Since 2000, Palestinians also lack political groups in Jerusalem, as Israel has expelled the Palestinian Authority and jailed or deported Hamas leaders. The severing of Palestinians in Jerusalem from their kin in other parts of historic Palestine and from their political groups has therefore hindered their capacity for mass-based, coordinated resistance and helps explain why the violent actions carried out by Palestinians in October and November appear to have been “lone wolf” operations.

Incitement

Palestinian Jerusalemites have for many years endured material deprivation and violence. Clarno explains that life for Palestinian Jerusalemites is becoming increasingly precarious as they face “a collapsing economy, increasing taxes, decreasing benefits, serious overcrowding, rising poverty, and the constant threat of home demolitions, police brutality, and attacks by Jewish settlers.” Ultimately, Clarno argues, “the Israeli government is betting that most Palestinians will find life impossible and will transfer themselves out of the city.”
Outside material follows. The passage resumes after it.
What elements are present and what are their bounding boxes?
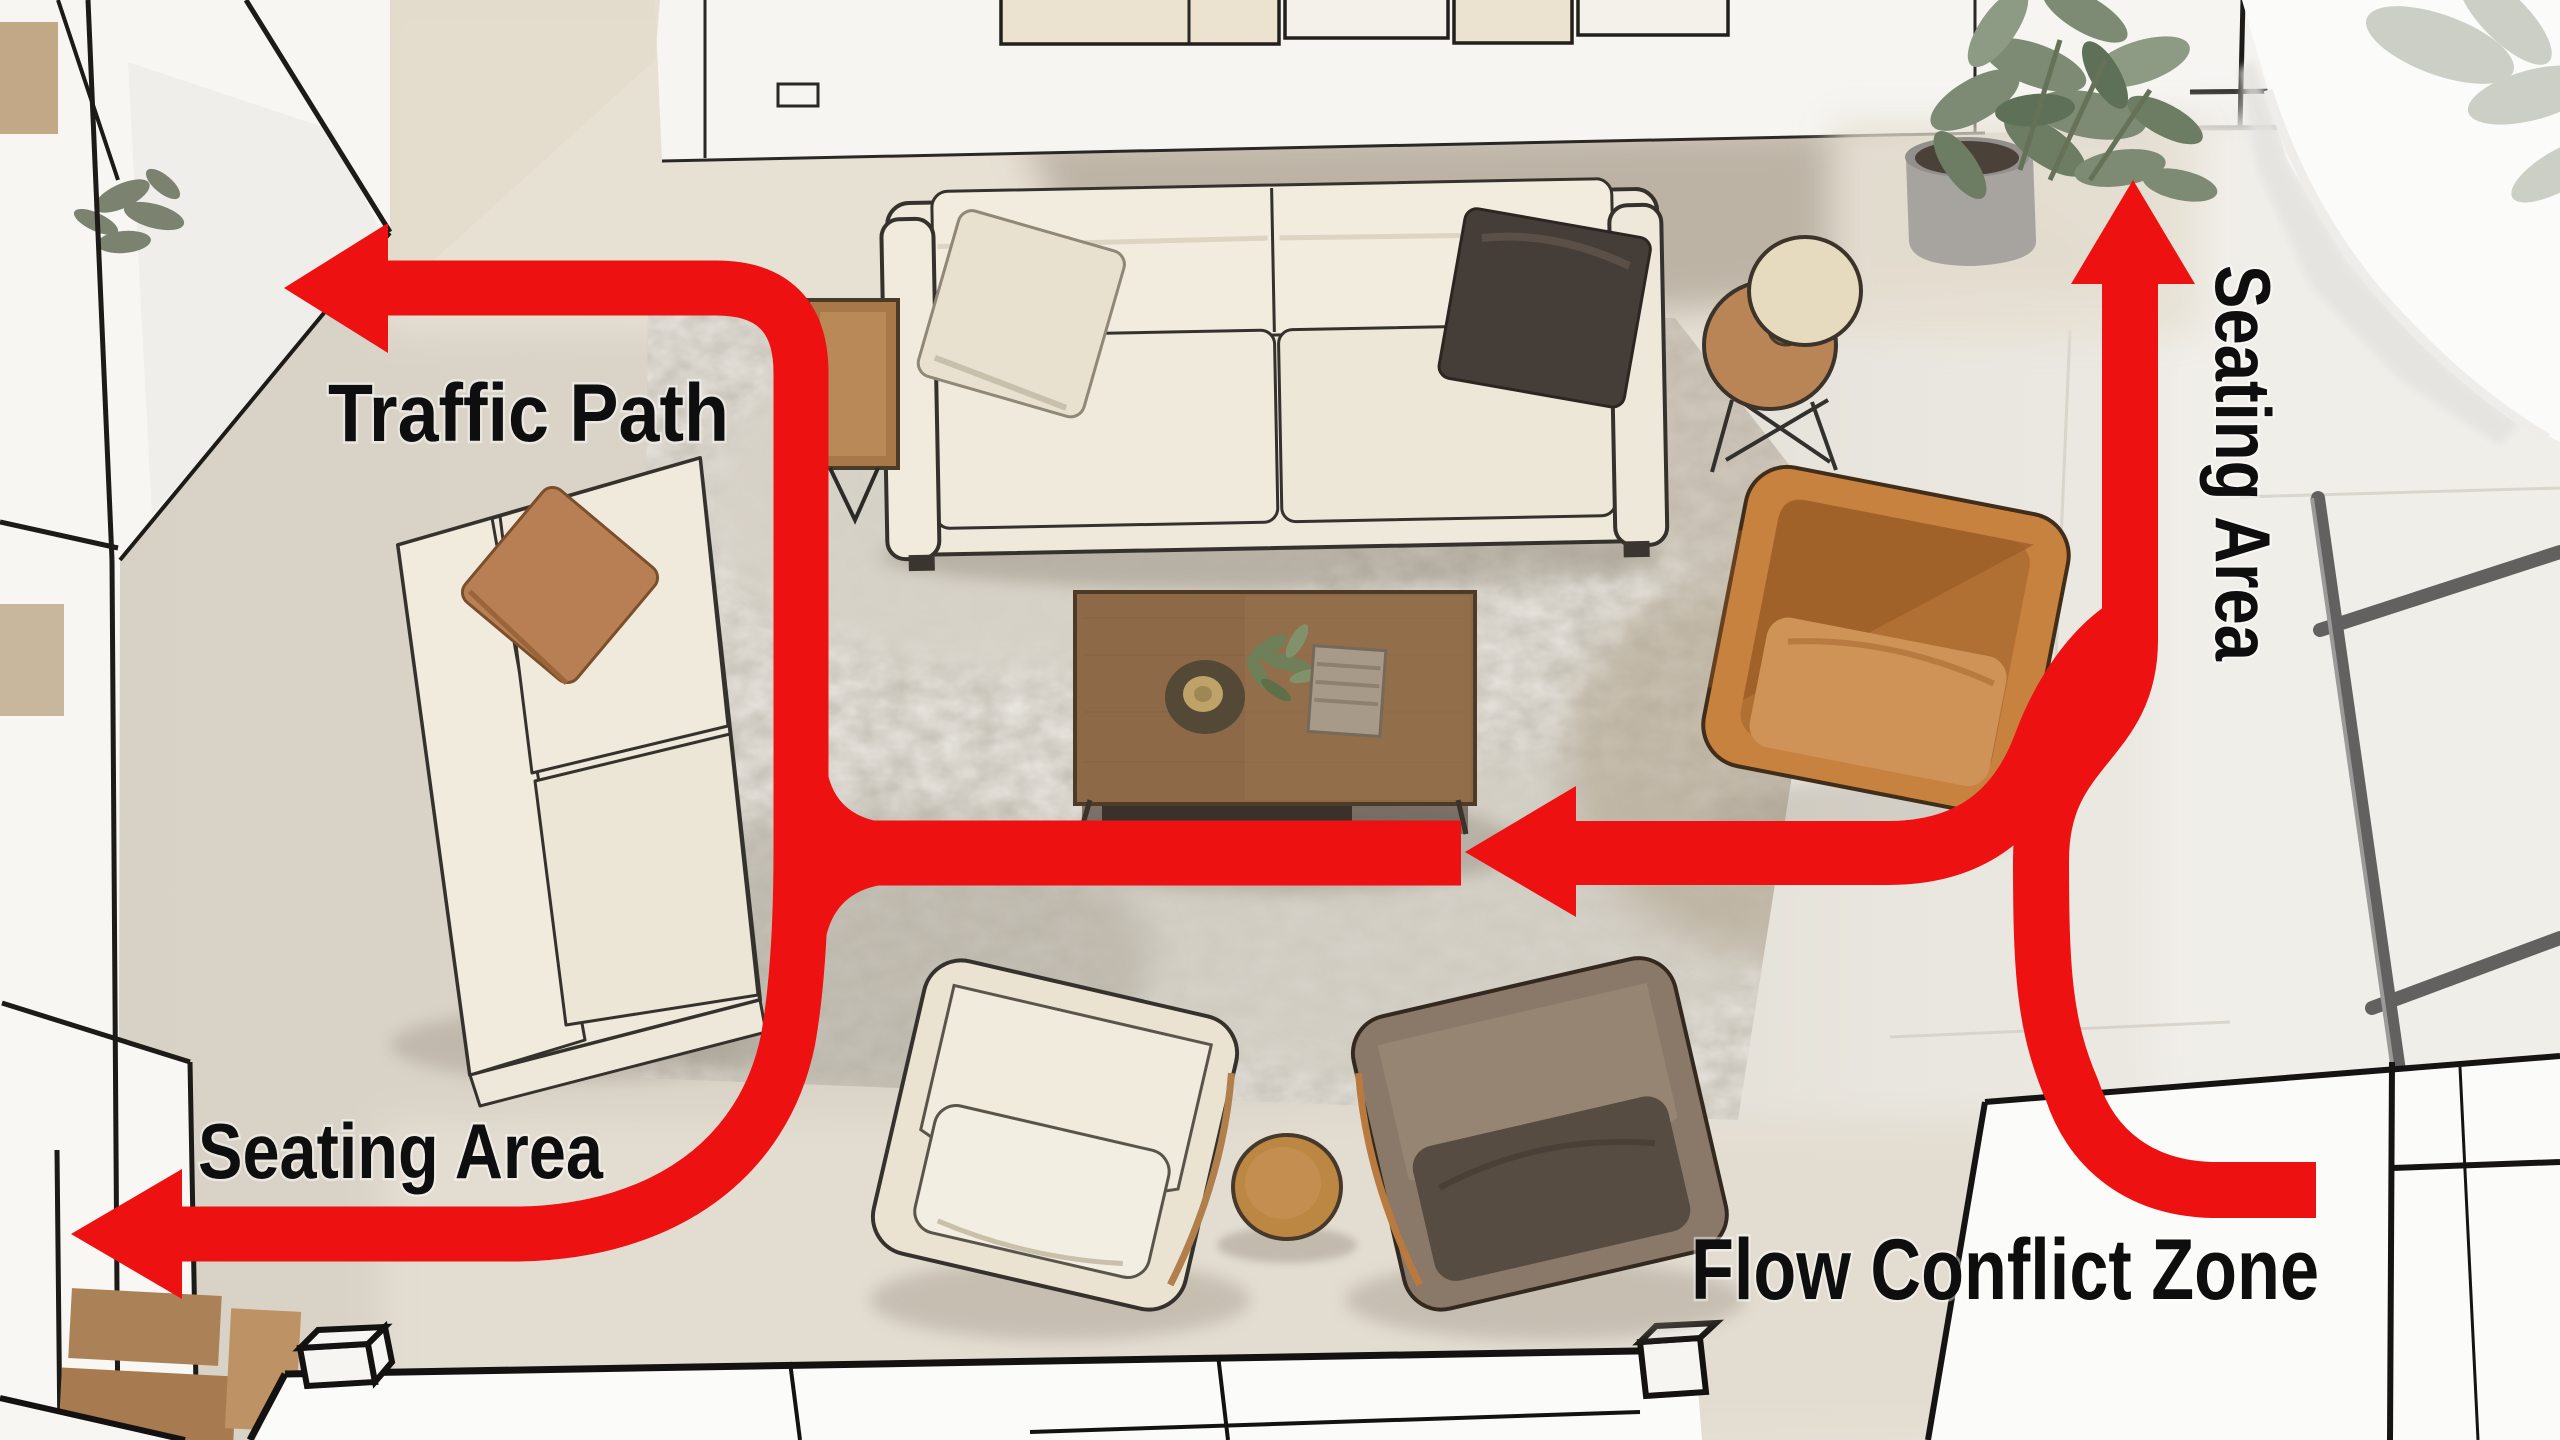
svg-text:Seating Area: Seating Area bbox=[2199, 265, 2287, 662]
svg-text:Seating Area: Seating Area bbox=[198, 1107, 604, 1195]
svg-text:Traffic Path: Traffic Path bbox=[328, 368, 729, 459]
svg-text:Flow Conflict Zone: Flow Conflict Zone bbox=[1691, 1222, 2319, 1318]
That these are the characteristics of daily life suggests that it is a mistake to say that the violence in Jerusalem is primarily religious in nature. Nor does any of the scholarship or reportage from rights groups discussed here identify theological matters as an overriding concern of Palestinians in Jerusalem.

I certainly do not mean to imply that religion plays an insignificant role in the lives of Palestinians or Israelis. Nor am I denying that restrictions being placed on Palestinian worship at the al-Aqsa mosque is a factor provoking Palestinian unrest. But as Tamari says, tensions over the use of religious sites can only be resolved by addressing the inequality and colonial subjugation in which the city’s conflict is rooted.

Given the conditions of Palestinians in the city, it is absurd to say that Palestinian leaders have incited the violence that has occurred in Jerusalem these past weeks. The incitement is Israeli policy. And the only way in which those of us living in states that underwrite Israeli colonization and apartheid can contribute to a solution is by struggling to end the support of the United States and its allies for Israel.